なな
緩やかな曲線を描く首筋に口づけて、耳たぶまで舌でなぞる。
藤太の身体が、びくりと震えた。
「惣次、なにを……っやめて……」
首を竦め、惣次の唇から逃れようと身をよじる。
だが、惣次を振りほどくなど、とてもではないが藤太には出来ない。
双子でありながら、二人の体格には歴然とした差があった。
「惣、次……っ」
這いずる舌が、形のいい耳をとらえ、嬲る。
熱い息を吐きかければ、藤太は過敏に反応した。
「んっ……」
耳の空洞へ舌を差し込み、執拗に刺激する。
たったそれだけのことなのに、藤太の唇からは艶を帯びた吐息が漏れはじめていた。
「にいさん……」
兄が、昼間とは違うもうひとつの顔を、自分の腕の中でさらけ出そうとしている。
そのことに興奮を覚え、惣次の手は藤太の薄い胸板の飾りへと伸びた。
「あっ……いやだ、やめ…っ!」
片腕で藤太の華奢な身体を抱え込み、もう片方の手でぽつりとした小粒の飾りを弄る。
すでに固くなりかけていたそこは、惣次の逞しい指先で揉まれ擦られて、みるみるうちに勃ちあがった。

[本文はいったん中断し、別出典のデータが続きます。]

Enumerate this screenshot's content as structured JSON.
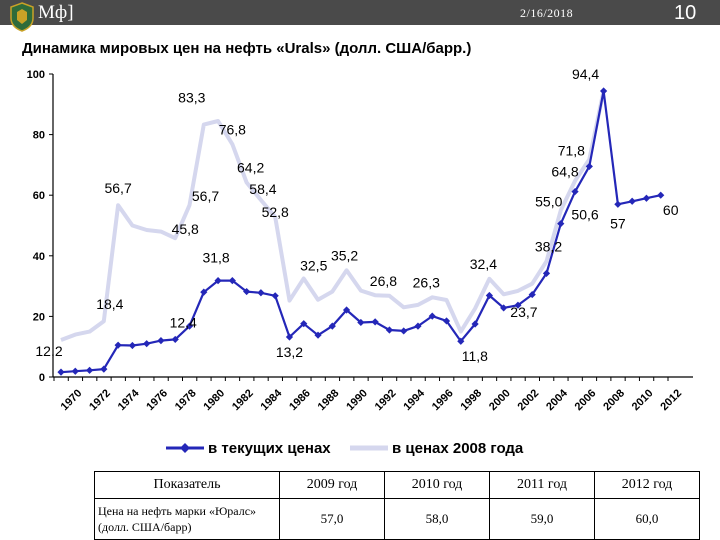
{
  "header": {
    "brand": "Мф]",
    "date": "2/16/2018",
    "page_number": "10"
  },
  "chart_data": {
    "type": "line",
    "title": "Динамика мировых цен на нефть «Urals» (долл. США/барр.)",
    "ylim": [
      0,
      100
    ],
    "yticks": [
      "0",
      "20",
      "40",
      "60",
      "80",
      "100"
    ],
    "xlim": [
      1970,
      2012
    ],
    "xticks": [
      "1970",
      "1972",
      "1974",
      "1976",
      "1978",
      "1980",
      "1982",
      "1984",
      "1986",
      "1988",
      "1990",
      "1992",
      "1994",
      "1996",
      "1998",
      "2000",
      "2002",
      "2004",
      "2006",
      "2008",
      "2010",
      "2012"
    ],
    "grid": false,
    "legend_position": "bottom",
    "series": [
      {
        "name": "в текущих ценах",
        "color": "#2427b8",
        "marker": "diamond",
        "x": [
          1970,
          1971,
          1972,
          1973,
          1974,
          1975,
          1976,
          1977,
          1978,
          1979,
          1980,
          1981,
          1982,
          1983,
          1984,
          1985,
          1986,
          1987,
          1988,
          1989,
          1990,
          1991,
          1992,
          1993,
          1994,
          1995,
          1996,
          1997,
          1998,
          1999,
          2000,
          2001,
          2002,
          2003,
          2004,
          2005,
          2006,
          2007,
          2008,
          2009,
          2010,
          2011,
          2012
        ],
        "y": [
          1.6,
          1.9,
          2.2,
          2.6,
          10.5,
          10.4,
          11.0,
          12.0,
          12.4,
          16.8,
          28.0,
          31.8,
          31.8,
          28.2,
          27.8,
          26.8,
          13.2,
          17.6,
          13.8,
          16.8,
          22.1,
          18.0,
          18.2,
          15.5,
          15.2,
          16.8,
          20.1,
          18.5,
          11.8,
          17.5,
          26.9,
          22.8,
          23.7,
          27.2,
          34.2,
          50.6,
          61.2,
          69.5,
          94.4,
          57.0,
          58.0,
          59.0,
          60.0
        ]
      },
      {
        "name": "в ценах 2008 года",
        "color": "#d5d7ee",
        "x": [
          1970,
          1971,
          1972,
          1973,
          1974,
          1975,
          1976,
          1977,
          1978,
          1979,
          1980,
          1981,
          1982,
          1983,
          1984,
          1985,
          1986,
          1987,
          1988,
          1989,
          1990,
          1991,
          1992,
          1993,
          1994,
          1995,
          1996,
          1997,
          1998,
          1999,
          2000,
          2001,
          2002,
          2003,
          2004,
          2005,
          2006,
          2007,
          2008
        ],
        "y": [
          12.2,
          14.0,
          15.0,
          18.4,
          56.7,
          50.0,
          48.5,
          48.0,
          45.8,
          56.7,
          83.3,
          84.5,
          76.8,
          64.2,
          58.4,
          52.8,
          25.2,
          32.5,
          25.5,
          28.2,
          35.2,
          28.5,
          27.0,
          26.8,
          23.0,
          23.8,
          26.3,
          25.4,
          15.0,
          22.6,
          32.4,
          27.3,
          28.4,
          30.8,
          38.2,
          55.0,
          64.8,
          71.8,
          94.4
        ]
      }
    ],
    "annotations": [
      {
        "text": "12,2",
        "x": 1970,
        "y": 12.2
      },
      {
        "text": "18,4",
        "x": 1973,
        "y": 18.4
      },
      {
        "text": "56,7",
        "x": 1974,
        "y": 56.7
      },
      {
        "text": "45,8",
        "x": 1978,
        "y": 45.8
      },
      {
        "text": "12,4",
        "x": 1978,
        "y": 12.4
      },
      {
        "text": "83,3",
        "x": 1980,
        "y": 83.3
      },
      {
        "text": "56,7",
        "x": 1979,
        "y": 56.7
      },
      {
        "text": "31,8",
        "x": 1981,
        "y": 31.8
      },
      {
        "text": "76,8",
        "x": 1982,
        "y": 76.8
      },
      {
        "text": "64,2",
        "x": 1983,
        "y": 64.2
      },
      {
        "text": "58,4",
        "x": 1984,
        "y": 58.4
      },
      {
        "text": "52,8",
        "x": 1985,
        "y": 52.8
      },
      {
        "text": "13,2",
        "x": 1986,
        "y": 13.2
      },
      {
        "text": "32,5",
        "x": 1987,
        "y": 32.5
      },
      {
        "text": "35,2",
        "x": 1990,
        "y": 35.2
      },
      {
        "text": "26,8",
        "x": 1993,
        "y": 26.8
      },
      {
        "text": "26,3",
        "x": 1996,
        "y": 26.3
      },
      {
        "text": "11,8",
        "x": 1998,
        "y": 11.8
      },
      {
        "text": "32,4",
        "x": 2000,
        "y": 32.4
      },
      {
        "text": "23,7",
        "x": 2002,
        "y": 23.7
      },
      {
        "text": "38,2",
        "x": 2004,
        "y": 38.2
      },
      {
        "text": "55,0",
        "x": 2005,
        "y": 55.0
      },
      {
        "text": "64,8",
        "x": 2006,
        "y": 64.8
      },
      {
        "text": "71,8",
        "x": 2007,
        "y": 71.8
      },
      {
        "text": "50,6",
        "x": 2006,
        "y": 50.6
      },
      {
        "text": "94,4",
        "x": 2008,
        "y": 94.4
      },
      {
        "text": "57",
        "x": 2009,
        "y": 57.0
      },
      {
        "text": "60",
        "x": 2012,
        "y": 60.0
      }
    ]
  },
  "table": {
    "header_label": "Показатель",
    "row_label": "Цена на нефть марки «Юралс» (долл. США/барр)",
    "columns": [
      {
        "year": "2009 год",
        "value": "57,0"
      },
      {
        "year": "2010 год",
        "value": "58,0"
      },
      {
        "year": "2011 год",
        "value": "59,0"
      },
      {
        "year": "2012 год",
        "value": "60,0"
      }
    ]
  }
}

「やっ…惣次、やめて、お願いだから、離して……くれ」
頬を上気させ、苦しげに訴える兄の姿も、惣次には欲を煽るものでしかない。
「嫌だよ、だって兄さん……」
「ぅ……惣……あっ」
「僕……見たんです」
丹念に乳首を擦り上げ、つま弾く。
その度声を漏らし肩を震わせる藤太の耳に、聞き逃しなど許さないとばかりに惣次は囁いた。
「抜く時、僕の名前を呼んだでしょう」
「…………!」
藤太が息を飲んだ。
「ここを――」
芯を持ち、固くなりはじめていた藤太の中心を、褌の上から軽く引っ掻く。
「ひっぁ……っ!」
一際高い声をあげ、藤太の身体がのけ反った。
「兄さんの頭の中で、僕はどうして……いたんですか」
「そ…うじ……いつ……」
息を荒らげ、身体を小刻みに震わせて、怯えた目で惣次を見る。
「……怖がらないで」
その姿にチクリと胸が痛んだ。つい欲に流されて、言葉選びを間違えてしまったかもしれない。
だけど、もう抑えることは出来ない。
こうなってしまっては、止める術など皆無に等しかった。